El Secreto Geológico del Mayor Castañar de Madrid
La prosperidad de estos árboles centenarios en Rozas del Puerto Real no es fruto del azar, sino de una combinación perfecta de orografía y clima. A diferencia de otras especies, el castaño requiere suelos que no acumulen agua en sus raíces, por lo que las pendientes características de esta zona facilitan un drenaje natural óptimo. La inclinación del terreno evita el encharcamiento, permitiendo que el árbol absorba solo la humedad necesaria.
Además, la situación estratégica del municipio le otorga un microclima de alta humedad y un régimen de lluvias más generoso que en otras zonas de la capital. Este entorno permite que la castaña local, aunque perteneciente a la variedad común, desarrolle un matiz de dulzor diferenciado, muy apreciado durante la época de recolección entre los meses de noviembre y diciembre. Es un ecosistema que requiere equilibrio: el agua justa y la altitud adecuada para que el fruto madure con calidad.

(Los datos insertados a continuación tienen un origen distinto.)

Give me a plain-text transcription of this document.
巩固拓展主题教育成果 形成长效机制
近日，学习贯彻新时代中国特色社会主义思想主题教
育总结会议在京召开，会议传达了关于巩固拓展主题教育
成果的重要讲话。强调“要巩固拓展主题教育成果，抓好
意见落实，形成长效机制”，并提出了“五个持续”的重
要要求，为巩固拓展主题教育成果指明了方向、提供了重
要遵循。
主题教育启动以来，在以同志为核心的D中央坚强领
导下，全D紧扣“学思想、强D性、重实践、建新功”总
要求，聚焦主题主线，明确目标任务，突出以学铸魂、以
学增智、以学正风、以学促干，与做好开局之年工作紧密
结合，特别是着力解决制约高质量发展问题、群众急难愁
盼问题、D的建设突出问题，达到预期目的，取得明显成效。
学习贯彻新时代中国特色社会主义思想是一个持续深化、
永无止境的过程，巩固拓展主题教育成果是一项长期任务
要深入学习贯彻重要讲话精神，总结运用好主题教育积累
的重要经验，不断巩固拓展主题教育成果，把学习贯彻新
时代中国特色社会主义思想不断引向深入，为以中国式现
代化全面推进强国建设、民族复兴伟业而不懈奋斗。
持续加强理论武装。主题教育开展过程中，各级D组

Senderismo Entre Historia y Agua: La Ruta de los Castaños
Para quienes buscan una inmersión total en este paisaje, la Ruta de los Castaños se presenta como una de las travesías senderistas más recomendables de la Sierra Oeste. Se trata de un recorrido circular de aproximadamente 9,5 kilómetros que destaca por su accesibilidad, ya que no presenta desniveles pronunciados, lo que la hace ideal para realizar en familia o como iniciación al senderismo.
A lo largo del camino, los senderistas atraviesan paisajes cambiantes que incluyen el paso por el Embalse de los Morales, un punto de gran valor paisajístico donde el agua refleja la silueta de las montañas. Otro hito relevante en el trayecto es el Colegio Arzobispal de Santa María. Este centro educativo posee una particularidad administrativa y social: es uno de los últimos colegios unitarios que sobreviven en la región, manteniendo un modelo educativo que conecta directamente con la historia rural de Madrid.

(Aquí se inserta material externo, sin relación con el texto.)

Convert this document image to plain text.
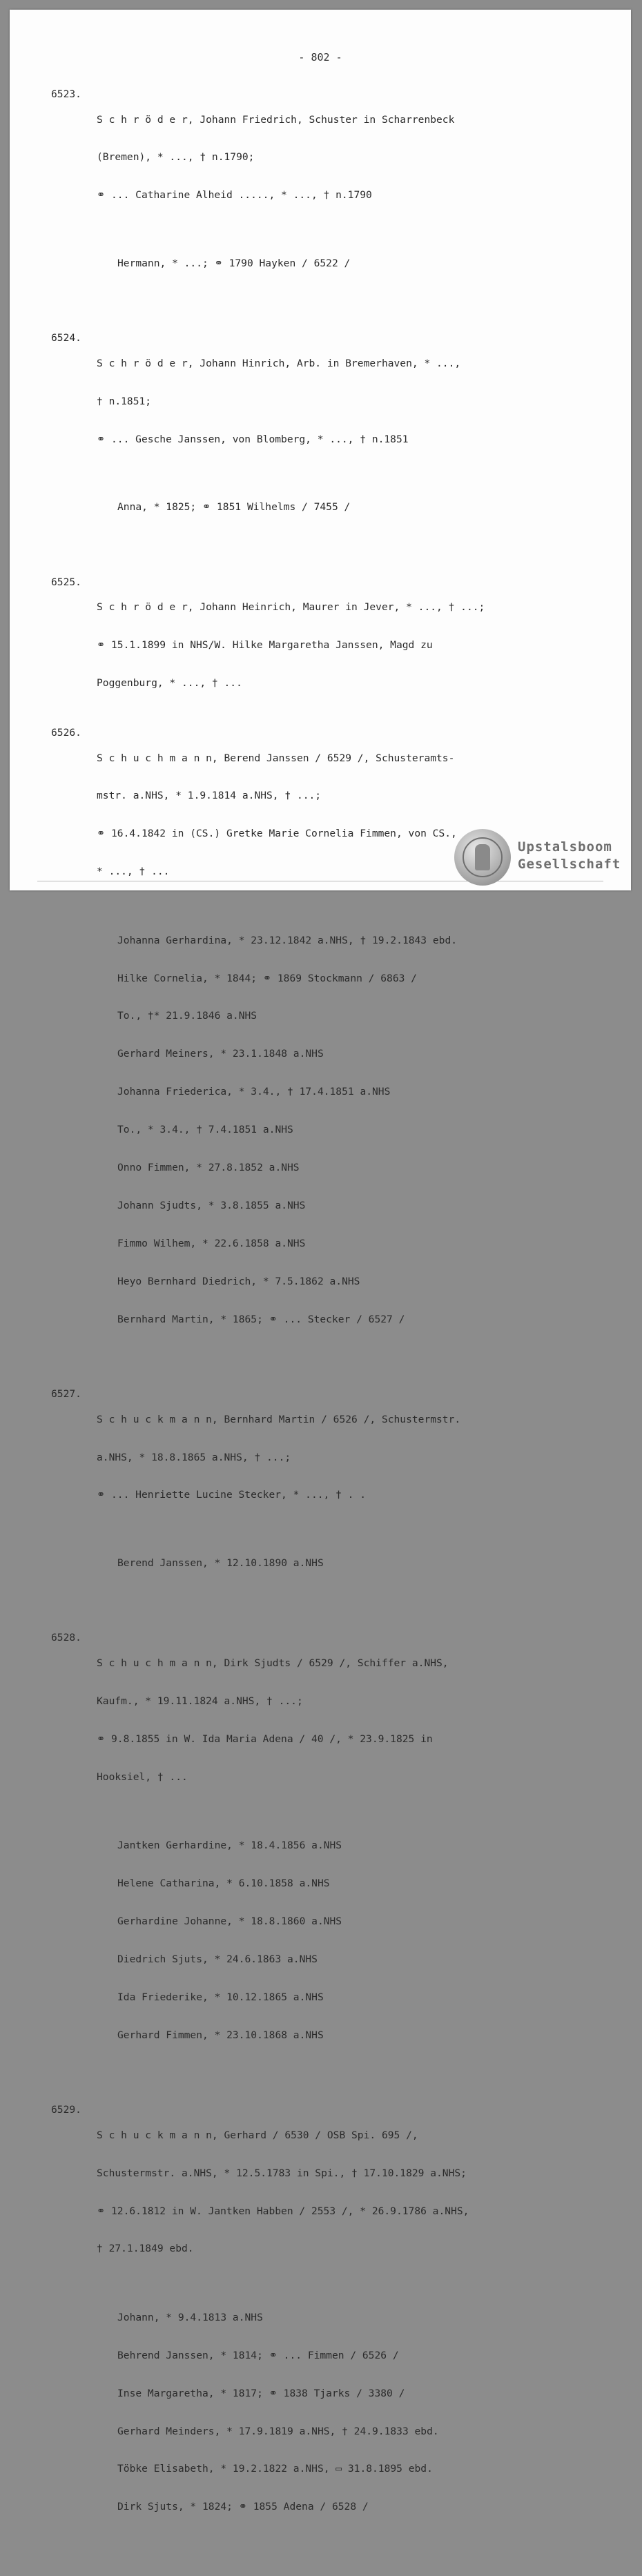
- 802 -
6523.

S c h r ö d e r, Johann Friedrich, Schuster in Scharrenbeck

(Bremen), * ..., † n.1790;

⚭ ... Catharine Alheid ....., * ..., † n.1790

Hermann, * ...; ⚭ 1790 Hayken / 6522 /

6524.

S c h r ö d e r, Johann Hinrich, Arb. in Bremerhaven, * ...,

† n.1851;

⚭ ... Gesche Janssen, von Blomberg, * ..., † n.1851

Anna, * 1825; ⚭ 1851 Wilhelms / 7455 /

6525.

S c h r ö d e r, Johann Heinrich, Maurer in Jever, * ..., † ...;

⚭ 15.1.1899 in NHS/W. Hilke Margaretha Janssen, Magd zu

Poggenburg, * ..., † ...

6526.

S c h u c h m a n n, Berend Janssen / 6529 /, Schusteramts-

mstr. a.NHS, * 1.9.1814 a.NHS, † ...;

⚭ 16.4.1842 in (CS.) Gretke Marie Cornelia Fimmen, von CS.,

* ..., † ...

Johanna Gerhardina, * 23.12.1842 a.NHS, † 19.2.1843 ebd.

Hilke Cornelia, * 1844; ⚭ 1869 Stockmann / 6863 /

To., †* 21.9.1846 a.NHS

Gerhard Meiners, * 23.1.1848 a.NHS

Johanna Friederica, * 3.4., † 17.4.1851 a.NHS

To., * 3.4., † 7.4.1851 a.NHS

Onno Fimmen, * 27.8.1852 a.NHS

Johann Sjudts, * 3.8.1855 a.NHS

Fimmo Wilhem, * 22.6.1858 a.NHS

Heyo Bernhard Diedrich, * 7.5.1862 a.NHS

Bernhard Martin, * 1865; ⚭ ... Stecker / 6527 /

6527.

S c h u c k m a n n, Bernhard Martin / 6526 /, Schustermstr.

a.NHS, * 18.8.1865 a.NHS, † ...;

⚭ ... Henriette Lucine Stecker, * ..., † . .

Berend Janssen, * 12.10.1890 a.NHS

6528.

S c h u c h m a n n, Dirk Sjudts / 6529 /, Schiffer a.NHS,

Kaufm., * 19.11.1824 a.NHS, † ...;

⚭ 9.8.1855 in W. Ida Maria Adena / 40 /, * 23.9.1825 in

Hooksiel, † ...

Jantken Gerhardine, * 18.4.1856 a.NHS

Helene Catharina, * 6.10.1858 a.NHS

Gerhardine Johanne, * 18.8.1860 a.NHS

Diedrich Sjuts, * 24.6.1863 a.NHS

Ida Friederike, * 10.12.1865 a.NHS

Gerhard Fimmen, * 23.10.1868 a.NHS

6529.

S c h u c k m a n n, Gerhard / 6530 / OSB Spi. 695 /,

Schustermstr. a.NHS, * 12.5.1783 in Spi., † 17.10.1829 a.NHS;

⚭ 12.6.1812 in W. Jantken Habben / 2553 /, * 26.9.1786 a.NHS,

† 27.1.1849 ebd.

Johann, * 9.4.1813 a.NHS

Behrend Janssen, * 1814; ⚭ ... Fimmen / 6526 /

Inse Margaretha, * 1817; ⚭ 1838 Tjarks / 3380 /

Gerhard Meinders, * 17.9.1819 a.NHS, † 24.9.1833 ebd.

Töbke Elisabeth, * 19.2.1822 a.NHS, ▭ 31.8.1895 ebd.

Dirk Sjuts, * 1824; ⚭ 1855 Adena / 6528 /

Upstalsboom
Gesellschaft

Una Escapada de Proximidad y Contraste
Ubicado a poco más de una hora del centro de la capital, Rozas del Puerto Real ofrece un contraste radical con el ritmo urbano. Ya sea para recorrer sus senderos flanqueados por árboles monumentales o para participar en sus arraigadas tradiciones de febrero, este municipio se consolida como un destino imprescindible para entender la diversidad natural de Madrid. Visitar su castañar no es solo hacer turismo de naturaleza; es ser testigo de un equilibrio centenario entre la explotación agrícola tradicional y la conservación de un bosque que es, por derecho propio, el pulmón más dulce de la comunidad.